Furthermore, with regard to how essential health benefits (EHB) will ultimately be defined, little detail has been provided, Kerby pointed out. For example, he explained that for prescription drugs, there is no formulary mentioned, and for rehabilitative and habilitative services, it is unclear how many visits per year would be covered.

Kerby added that the HHS has “punted” to the states the option of selecting EHB plans for 2014 and 2015, and, of the 23 preliminary or final EHB benchmarks the states had come up with by the webcast date, 17 had chosen to use the largest plan from among their top three state small group insurance products (which Kerby said would be a little more affordable and less generous), three had decided to use a state employee plan, and three have chosen an HMO plan. Ten are reported to be awaiting federal guidance. Also, current regulations on risk adjustment are very vague, he said.

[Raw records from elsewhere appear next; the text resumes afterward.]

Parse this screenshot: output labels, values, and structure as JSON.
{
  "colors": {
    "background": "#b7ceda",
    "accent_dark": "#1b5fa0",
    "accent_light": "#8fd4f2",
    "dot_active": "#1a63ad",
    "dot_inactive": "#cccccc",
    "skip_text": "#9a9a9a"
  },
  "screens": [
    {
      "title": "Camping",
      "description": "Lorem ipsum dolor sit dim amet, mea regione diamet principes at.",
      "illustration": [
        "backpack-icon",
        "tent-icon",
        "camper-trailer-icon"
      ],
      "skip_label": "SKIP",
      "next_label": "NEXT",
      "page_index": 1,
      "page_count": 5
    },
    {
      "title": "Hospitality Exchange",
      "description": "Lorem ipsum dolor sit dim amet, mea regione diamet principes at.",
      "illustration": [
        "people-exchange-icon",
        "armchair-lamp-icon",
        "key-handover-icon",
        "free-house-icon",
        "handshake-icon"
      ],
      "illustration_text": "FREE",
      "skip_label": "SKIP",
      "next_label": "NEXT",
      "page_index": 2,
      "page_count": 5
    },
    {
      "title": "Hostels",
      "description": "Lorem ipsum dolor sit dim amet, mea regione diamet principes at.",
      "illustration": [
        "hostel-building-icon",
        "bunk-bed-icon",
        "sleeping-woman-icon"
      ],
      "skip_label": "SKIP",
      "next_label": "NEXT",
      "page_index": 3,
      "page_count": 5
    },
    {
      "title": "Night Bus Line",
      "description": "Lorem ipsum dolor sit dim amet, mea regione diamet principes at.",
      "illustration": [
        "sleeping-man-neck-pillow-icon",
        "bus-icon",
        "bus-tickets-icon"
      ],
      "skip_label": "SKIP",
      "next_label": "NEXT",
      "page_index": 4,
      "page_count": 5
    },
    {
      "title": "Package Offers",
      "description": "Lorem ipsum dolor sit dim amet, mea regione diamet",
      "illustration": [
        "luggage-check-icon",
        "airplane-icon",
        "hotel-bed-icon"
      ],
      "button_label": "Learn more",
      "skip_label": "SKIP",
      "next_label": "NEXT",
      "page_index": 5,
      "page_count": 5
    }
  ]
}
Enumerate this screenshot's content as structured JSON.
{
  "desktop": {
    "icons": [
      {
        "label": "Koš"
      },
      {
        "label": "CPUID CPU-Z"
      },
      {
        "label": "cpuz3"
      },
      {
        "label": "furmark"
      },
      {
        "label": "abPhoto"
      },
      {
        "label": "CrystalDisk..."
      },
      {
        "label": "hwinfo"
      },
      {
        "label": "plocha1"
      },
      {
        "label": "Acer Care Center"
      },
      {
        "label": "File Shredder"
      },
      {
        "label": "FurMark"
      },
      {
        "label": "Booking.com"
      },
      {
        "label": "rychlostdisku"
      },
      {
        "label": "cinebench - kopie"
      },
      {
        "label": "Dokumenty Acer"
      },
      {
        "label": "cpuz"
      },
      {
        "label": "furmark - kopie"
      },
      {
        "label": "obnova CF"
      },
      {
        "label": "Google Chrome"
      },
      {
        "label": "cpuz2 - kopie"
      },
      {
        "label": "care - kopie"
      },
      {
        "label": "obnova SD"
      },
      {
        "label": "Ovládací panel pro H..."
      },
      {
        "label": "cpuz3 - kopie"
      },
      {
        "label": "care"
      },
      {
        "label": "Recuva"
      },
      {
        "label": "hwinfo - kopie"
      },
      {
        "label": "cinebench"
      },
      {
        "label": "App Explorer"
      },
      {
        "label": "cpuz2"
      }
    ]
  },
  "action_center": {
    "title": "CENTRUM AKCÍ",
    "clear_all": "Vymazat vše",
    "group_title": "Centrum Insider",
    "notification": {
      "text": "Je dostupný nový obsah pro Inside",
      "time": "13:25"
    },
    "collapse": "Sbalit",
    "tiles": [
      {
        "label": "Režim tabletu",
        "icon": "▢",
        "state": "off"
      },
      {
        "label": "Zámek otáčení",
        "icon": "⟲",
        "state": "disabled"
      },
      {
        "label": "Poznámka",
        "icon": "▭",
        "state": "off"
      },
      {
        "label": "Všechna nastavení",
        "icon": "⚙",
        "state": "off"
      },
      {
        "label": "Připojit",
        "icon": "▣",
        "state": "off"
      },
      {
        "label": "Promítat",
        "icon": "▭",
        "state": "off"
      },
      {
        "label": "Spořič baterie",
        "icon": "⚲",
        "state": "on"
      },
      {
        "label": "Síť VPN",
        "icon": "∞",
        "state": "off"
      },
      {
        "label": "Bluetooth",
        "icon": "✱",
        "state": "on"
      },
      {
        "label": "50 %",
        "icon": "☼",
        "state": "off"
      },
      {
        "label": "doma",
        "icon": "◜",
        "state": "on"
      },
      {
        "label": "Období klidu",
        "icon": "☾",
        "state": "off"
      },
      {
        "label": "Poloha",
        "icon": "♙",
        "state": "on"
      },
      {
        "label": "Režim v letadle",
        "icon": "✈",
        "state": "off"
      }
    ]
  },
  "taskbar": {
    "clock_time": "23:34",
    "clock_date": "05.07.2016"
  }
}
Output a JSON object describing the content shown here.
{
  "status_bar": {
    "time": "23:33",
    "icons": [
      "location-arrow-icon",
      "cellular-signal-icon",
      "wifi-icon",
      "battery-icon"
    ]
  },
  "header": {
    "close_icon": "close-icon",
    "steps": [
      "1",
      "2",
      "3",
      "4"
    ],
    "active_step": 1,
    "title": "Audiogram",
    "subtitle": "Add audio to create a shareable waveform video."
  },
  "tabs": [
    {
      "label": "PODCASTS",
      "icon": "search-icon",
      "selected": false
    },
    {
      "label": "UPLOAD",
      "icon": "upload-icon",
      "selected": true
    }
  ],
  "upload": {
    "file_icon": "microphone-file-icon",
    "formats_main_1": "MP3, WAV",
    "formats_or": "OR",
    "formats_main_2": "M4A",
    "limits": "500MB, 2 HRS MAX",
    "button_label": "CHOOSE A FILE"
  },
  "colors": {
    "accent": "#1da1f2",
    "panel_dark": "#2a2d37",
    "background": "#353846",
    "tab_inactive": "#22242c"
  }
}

Watering down of ACA is possible. Kerby and Bakich cautioned that various ACA reforms and deadlines may be altered, depending on bargaining pertaining to the much talked-about fiscal cliff. The IRS estimates that the U.S. will probably hit the debt ceiling (the current debt limit is $16.394 trillion) in January or February of 2013, and a “grand bargain” by Washington politicians to avoid that by increasing revenue and reducing annual deficits and cumulative debt could mean that premium subsidies will shrink, to apply, possibly, only to those earning 300 percent of the federal poverty level (FPL), as opposed to the current 400 percent (Bakich pointed out that 70 percent of families nationwide are below the 400 percent poverty level), and there may be less generous Medicaid eligibility, perhaps to cover only those earning up to 75 percent of the FPL.

Possible extensions. In addition, implementation of ACA provisions that were supposed to kick in at the beginning of 2014 may be extended to 2015, and it is possible there would be a cap added to the tax exclusion for employer-provided health coverage. The auto-enrollment effective date has already been delayed to 2015, at the earliest, Kerby pointed out. Also, premiums may currently be based on age, to a degree of three to one, and the insurance industry is pushing for a change from that limit to a degree of five to one.

An extension of deadlines would seem realistic at this point. Right now, the presenters reminded audience members, under the ACA as already-issued guidance now stands, the Department of Labor, IRS and the Department of Health and Human Services (HHS) have to issue, update, and refine guidance on group health plan mandates; the HHS and the states will have to implement insurance reforms and Medicaid expansion by Jan. 1, 2014; and the IRS has to implement the cost effectiveness research fee (plan sponsors and insurance carriers must pay to fund a short-term program on medical cost-effectiveness research, based on the number of covered lives for plan/policy years ending after Sept. 30, 2012, and before Oct. 1, 2019) by July 31, 2013, and implement the premium tax credit, large employer penalties and the individual mandate by Jan. 1, 2014.